Compressed natural gas, or CNG, has an average-per-gallon equivalent price of 90.9 cents a gallon in Oklahoma, said Richard Kolodziej, president of Washington, D.C.-based Natural Gas Vehicles for America. Comparatively, gasoline prices are nearing $4 a gallon in the state.

Kolodziej said the growing gap between the cost of oil and natural gas and public policy shifts toward alternative fuels bode well for the natural gas vehicle industry, as does the large supply of natural gas. He said 97 percent of the natural gas used in the U.S. is produced in North America.

“Natural gas vehicles help achieve three major public policy goals simultaneously,” Kolodziej said. “They produce less greenhouse gases, reduce air pollution and displace the use of foreign oil, and CNG is far cheaper than gasoline or diesel fuel.”

Tom Price, the senior vice president of corporate development at Chesapeake Energy which hosted the conference said rising gasoline prices especially affect organizations that use heavy vehicles.

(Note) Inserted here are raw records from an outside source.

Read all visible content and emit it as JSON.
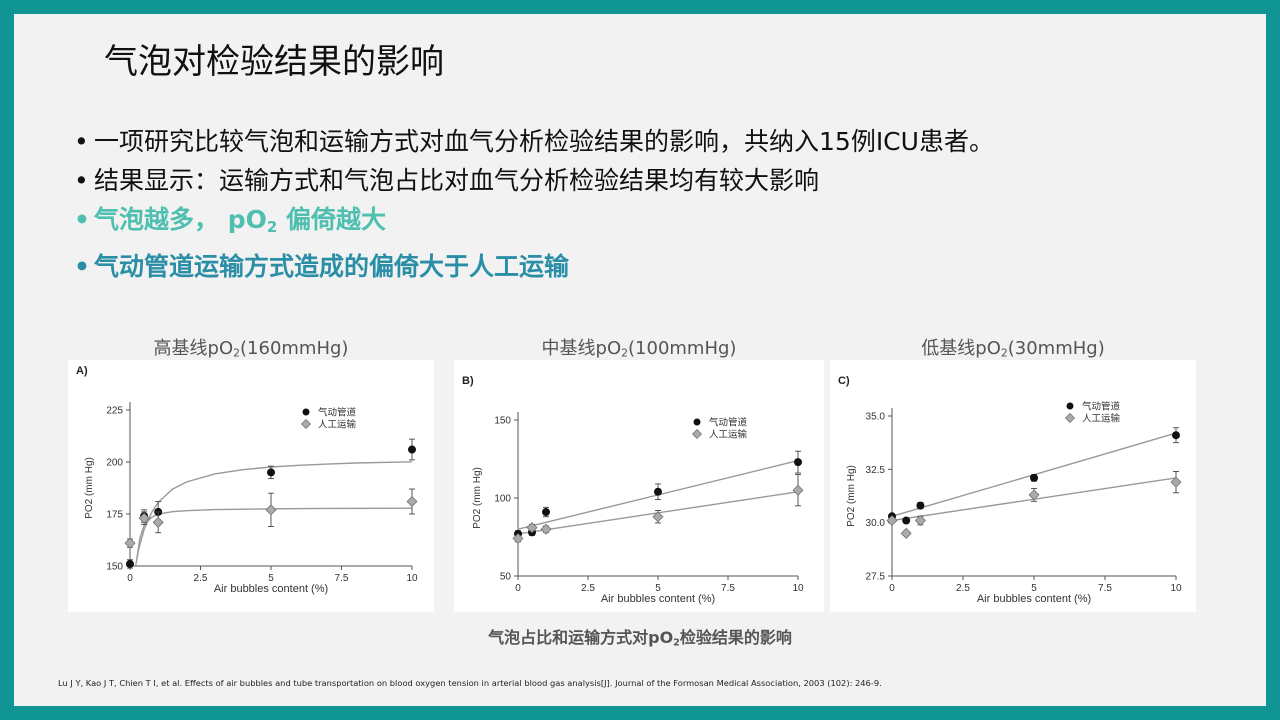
{
  "slide": {
    "title": "气泡对检验结果的影响",
    "bullets": [
      "一项研究比较气泡和运输方式对血气分析检验结果的影响，共纳入15例ICU患者。",
      "结果显示：运输方式和气泡占比对血气分析检验结果均有较大影响"
    ],
    "highlight1_pre": "气泡越多，  pO",
    "highlight1_sub": "2",
    "highlight1_post": " 偏倚越大",
    "highlight2": "气动管道运输方式造成的偏倚大于人工运输",
    "bullet_dot": "•",
    "caption_pre": "气泡占比和运输方式对pO",
    "caption_sub": "2",
    "caption_post": "检验结果的影响",
    "reference": "Lu J Y, Kao J T, Chien T I, et al. Effects of air bubbles and tube transportation on blood oxygen tension in arterial blood gas analysis[J]. Journal of the Formosan Medical Association, 2003 (102): 246-9."
  },
  "chart_titles": [
    {
      "pre": "高基线pO",
      "sub": "2",
      "post": "(160mmHg)"
    },
    {
      "pre": "中基线pO",
      "sub": "2",
      "post": "(100mmHg)"
    },
    {
      "pre": "低基线pO",
      "sub": "2",
      "post": "(30mmHg)"
    }
  ],
  "chart_data": [
    {
      "type": "scatter",
      "panel_label": "A)",
      "xlabel": "Air bubbles content (%)",
      "ylabel": "PO2 (mm Hg)",
      "xlim": [
        0,
        10
      ],
      "ylim": [
        150,
        225
      ],
      "xticks": [
        0,
        2.5,
        5,
        7.5,
        10
      ],
      "xtick_labels": [
        "0",
        "2.5",
        "5",
        "7.5",
        "10"
      ],
      "yticks": [
        150,
        175,
        200,
        225
      ],
      "ytick_labels": [
        "150",
        "175",
        "200",
        "225"
      ],
      "legend": [
        "气动管道",
        "人工运输"
      ],
      "fit": "saturation curve",
      "series": [
        {
          "name": "气动管道",
          "marker": "circle",
          "color": "#111111",
          "x": [
            0,
            0.5,
            1,
            5,
            10
          ],
          "y": [
            151,
            174,
            176,
            195,
            206
          ],
          "err": [
            2,
            3,
            5,
            3,
            5
          ],
          "fit_x": [
            0.2,
            0.3,
            0.5,
            0.75,
            1,
            1.5,
            2,
            3,
            4,
            5,
            6,
            7,
            8,
            9,
            10
          ],
          "fit_y": [
            150,
            157.8,
            167.5,
            175.4,
            180.6,
            186.9,
            190.4,
            194.3,
            196.3,
            197.6,
            198.4,
            199.0,
            199.5,
            199.8,
            200.1
          ]
        },
        {
          "name": "人工运输",
          "marker": "diamond",
          "color": "#aaaaaa",
          "x": [
            0,
            0.5,
            1,
            5,
            10
          ],
          "y": [
            161,
            173,
            171,
            177,
            181
          ],
          "err": [
            2,
            3,
            5,
            8,
            6
          ],
          "fit_x": [
            0.25,
            0.35,
            0.5,
            0.75,
            1,
            1.5,
            2,
            3,
            5,
            7,
            10
          ],
          "fit_y": [
            154,
            163.4,
            169.5,
            173.3,
            174.9,
            176.1,
            176.6,
            177.1,
            177.5,
            177.7,
            177.8
          ]
        }
      ]
    },
    {
      "type": "scatter",
      "panel_label": "B)",
      "xlabel": "Air bubbles content (%)",
      "ylabel": "PO2 (mm Hg)",
      "xlim": [
        0,
        10
      ],
      "ylim": [
        50,
        150
      ],
      "xticks": [
        0,
        2.5,
        5,
        7.5,
        10
      ],
      "xtick_labels": [
        "0",
        "2.5",
        "5",
        "7.5",
        "10"
      ],
      "yticks": [
        50,
        100,
        150
      ],
      "ytick_labels": [
        "50",
        "100",
        "150"
      ],
      "legend": [
        "气动管道",
        "人工运输"
      ],
      "fit": "linear",
      "series": [
        {
          "name": "气动管道",
          "marker": "circle",
          "color": "#111111",
          "x": [
            0,
            0.5,
            1,
            5,
            10
          ],
          "y": [
            77,
            78,
            91,
            104,
            123
          ],
          "err": [
            2,
            2,
            3,
            5,
            7
          ],
          "fit_x": [
            0,
            10
          ],
          "fit_y": [
            80,
            124
          ]
        },
        {
          "name": "人工运输",
          "marker": "diamond",
          "color": "#aaaaaa",
          "x": [
            0,
            0.5,
            1,
            5,
            10
          ],
          "y": [
            74,
            81,
            80,
            88,
            105
          ],
          "err": [
            2,
            2,
            2,
            4,
            10
          ],
          "fit_x": [
            0,
            10
          ],
          "fit_y": [
            77,
            104
          ]
        }
      ]
    },
    {
      "type": "scatter",
      "panel_label": "C)",
      "xlabel": "Air bubbles content (%)",
      "ylabel": "PO2 (mm Hg)",
      "xlim": [
        0,
        10
      ],
      "ylim": [
        27.5,
        35
      ],
      "xticks": [
        0,
        2.5,
        5,
        7.5,
        10
      ],
      "xtick_labels": [
        "0",
        "2.5",
        "5",
        "7.5",
        "10"
      ],
      "yticks": [
        27.5,
        30,
        32.5,
        35
      ],
      "ytick_labels": [
        "27.5",
        "30.0",
        "32.5",
        "35.0"
      ],
      "legend": [
        "气动管道",
        "人工运输"
      ],
      "fit": "linear",
      "series": [
        {
          "name": "气动管道",
          "marker": "circle",
          "color": "#111111",
          "x": [
            0,
            0.5,
            1,
            5,
            10
          ],
          "y": [
            30.3,
            30.1,
            30.8,
            32.1,
            34.1
          ],
          "err": [
            0.1,
            0.1,
            0.15,
            0.15,
            0.35
          ],
          "fit_x": [
            0,
            10
          ],
          "fit_y": [
            30.3,
            34.2
          ]
        },
        {
          "name": "人工运输",
          "marker": "diamond",
          "color": "#aaaaaa",
          "x": [
            0,
            0.5,
            1,
            5,
            10
          ],
          "y": [
            30.1,
            29.5,
            30.1,
            31.3,
            31.9
          ],
          "err": [
            0.1,
            0.1,
            0.2,
            0.3,
            0.5
          ],
          "fit_x": [
            0,
            10
          ],
          "fit_y": [
            30.1,
            32.1
          ]
        }
      ]
    }
  ]
}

“Fleet managers are struggling to keep their fleets operating at peak efficiency and rising fuel prices are impacting the cost of virtually every consumer product,” Price said.

Oklahoma City-based Chesapeake Energy is the third-largest overall producer of natural gas in the U.S.

While nations like Argentina, Pakistan and Brazil all have more than 1.4 million natural gas vehicles on the road, it’s been more difficult to increase the U.S. usage numbers because, until recently, oil prices in the U.S. were relatively inexpensive, said David Gelman, the vice president of Landover, Md.-based New West Technologies, who has been involved in the alternative fuel industry since 1985.”


Those are numbers that will be easier to add to as the price of oil goes even higher.

After all, 90 cents a gallon sounds pretty good to me. Heck, even double that would be a bargain.